Mobilisation des internes : "Des revendications légitimes, l'avenir de l'hôpital public est menacé", estime l'urgentiste Louis Soulas
Les internes en médecine sont épuisés, d'autant plus en cette période Covid. Ils ont manifesté à Paris ce samedi 19 juin et se sont mis en grève pour réclamer des moyens supplémentaires pour l'hôpital public.
La mobilisation des internes, qui ont manifesté à Paris ce samedi 19 juin et ont fait une grève de 45 heures, porte des "revendications légitimes", a affirmé sur franceinfo Louis Soulas, chef de service Samu-Smur-Urgence au CHU de Rennes et vice-président de Samu Urgences de France (SUdF). Les internes dénoncent leur épuisement professionnel et réclament des moyens, ainsi que la limitation de leur temps de travail. Louis Soulas estime qu'il faut "casser ce cercle infernal" et plaide pour "revalorisation globale" de l'ensemble des soignants. Sans quoi, "c'est l'avenir de l'hôpital public qui est menacé", alerte l'ugentiste.
franceinfo : La fatigue des internes, est-ce que vous la voyez dans votre service ?
Louis Soulas : Tout à fait. Ce qu'expriment les internes, c'est une fatigue générale de l'ensemble des professions médicales et soignantes qui travaillent dans les hôpitaux. Et pour les internes, c'est particulièrement inquiétant, parce que le problème du temps de travail qui est mis en avant aujourd'hui, il existait avant le Covid. Cela s'est accentué avec le Covid, parce qu'on a extrêmement sollicité l'ensemble des professions, dont les internes. Aujourd'hui, leurs revendications sont bien légitimes.
Comment se traduit la surcharge de travail des internes ?
Je m'occupe d'un service d'urgence. Au Samu et aux urgences, on est habitué à travailler continuellement. Le problème du temps de travail est certainement différent d'autres services qui sont encore en demi-journées. Et je pense qu'il n'y a pas la même charge de travail dans tous les services d'un hôpital. Au niveau du service des urgences, on est très vigilant quant au temps de travail et au temps de récupération après des périodes de garde, ce qui n'est pas le cas partout actuellement. Pour les internes, on applique les mêmes règles, c'est à dire pas plus de 48 heures de temps de travail dans les services. Mais on a quand même dépassé les limites avec le Covid. On sait aussi que dans les services, comme les services de chirurgie, ils sont beaucoup plus sollicités que nous encore. Je crois que, malheureusement, on a pris l'habitude dans les hôpitaux de s'appuyer sur cette ressource pour colmater un petit peu le manque de moyens médicaux, que l'on connaît de façon chronique.

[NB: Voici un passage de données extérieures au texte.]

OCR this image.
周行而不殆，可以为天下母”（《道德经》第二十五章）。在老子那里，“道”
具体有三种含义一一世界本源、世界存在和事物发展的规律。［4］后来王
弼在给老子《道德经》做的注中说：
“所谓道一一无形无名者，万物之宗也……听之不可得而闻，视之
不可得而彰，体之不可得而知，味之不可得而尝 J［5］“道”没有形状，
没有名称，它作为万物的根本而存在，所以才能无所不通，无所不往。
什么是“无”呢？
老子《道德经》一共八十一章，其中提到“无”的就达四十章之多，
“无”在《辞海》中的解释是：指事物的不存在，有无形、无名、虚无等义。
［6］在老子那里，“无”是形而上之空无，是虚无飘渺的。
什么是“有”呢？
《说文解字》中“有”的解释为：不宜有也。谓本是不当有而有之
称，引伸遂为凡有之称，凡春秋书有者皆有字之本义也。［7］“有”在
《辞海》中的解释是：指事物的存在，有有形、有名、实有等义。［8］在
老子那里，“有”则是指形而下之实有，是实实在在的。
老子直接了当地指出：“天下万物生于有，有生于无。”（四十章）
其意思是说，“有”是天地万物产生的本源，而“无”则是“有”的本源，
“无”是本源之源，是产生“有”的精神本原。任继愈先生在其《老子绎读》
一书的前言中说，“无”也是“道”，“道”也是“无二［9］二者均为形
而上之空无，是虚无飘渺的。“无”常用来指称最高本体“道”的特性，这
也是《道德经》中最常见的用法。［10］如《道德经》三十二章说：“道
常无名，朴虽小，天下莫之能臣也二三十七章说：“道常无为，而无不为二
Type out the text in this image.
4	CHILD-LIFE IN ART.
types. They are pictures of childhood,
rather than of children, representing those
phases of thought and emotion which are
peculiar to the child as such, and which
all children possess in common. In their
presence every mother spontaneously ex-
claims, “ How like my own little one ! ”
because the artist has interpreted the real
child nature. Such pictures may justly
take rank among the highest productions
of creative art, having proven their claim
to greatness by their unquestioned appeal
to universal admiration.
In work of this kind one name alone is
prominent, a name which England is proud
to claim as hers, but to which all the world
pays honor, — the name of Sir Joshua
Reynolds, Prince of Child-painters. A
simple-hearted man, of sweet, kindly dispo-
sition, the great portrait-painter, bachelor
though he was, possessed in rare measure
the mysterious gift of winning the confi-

Est-ce que le risque est que cela se répercute sur les patients, avec des erreurs médicales ?
Bien sûr. On oublie trop souvent que les internes sont en formation, qu'ils ne devraient pas être en première ligne sur la prise de décision. Ce qui n'est pas le cas. En même temps, c'est nécessaire qu'ils soient directement responsables de la prise en charge des patients, sous contrôle d'un senior. Mais c'est vrai qu'on connaît le risque d'un temps de travail trop important. C'est le risque d'erreur et surtout, c'est la qualité de vie au travail. Il est quand même dommage qu'un interne en formation quitte l'hôpital après un burnout ou parce qu'il considère que c'est trop dur. Aujourd'hui, il faudrait absolument casser ce cycle infernal.
Dans le cadre du Ségur de la santé, les internes ont obtenu une revalorisation de salaire et un suivi avec des visites médicales. Comment faire maintenant pour aller plus loin ?
Je crois que c'est une revalorisation globale du travail des médecins, des internes, des soignants, qui est nécessaire. Le Ségur a été un espoir pour nous tous. On a vu qu'après le Covid, on n'a pas complètement atteint les objectifs que nous espérions. Et je pense qu'on a un problème de manque de revalorisation du travail des soignants. Ce qui est très inquiétant, c'est qu'actuellement on se rend compte qu'il y a beaucoup de médecins qui vont quitter l'hôpital pour aller vers d'autres modes d'exercice. Et c'est l'avenir de l'hôpital public qui est toujours menacé aujourd'hui. Ce qu'expriment les internes dans l'hôpital public, c'est un risque très important de perdre des praticiens. Aujourd'hui, l'attractivité hospitalière pour les jeunes médecins n'existe pas.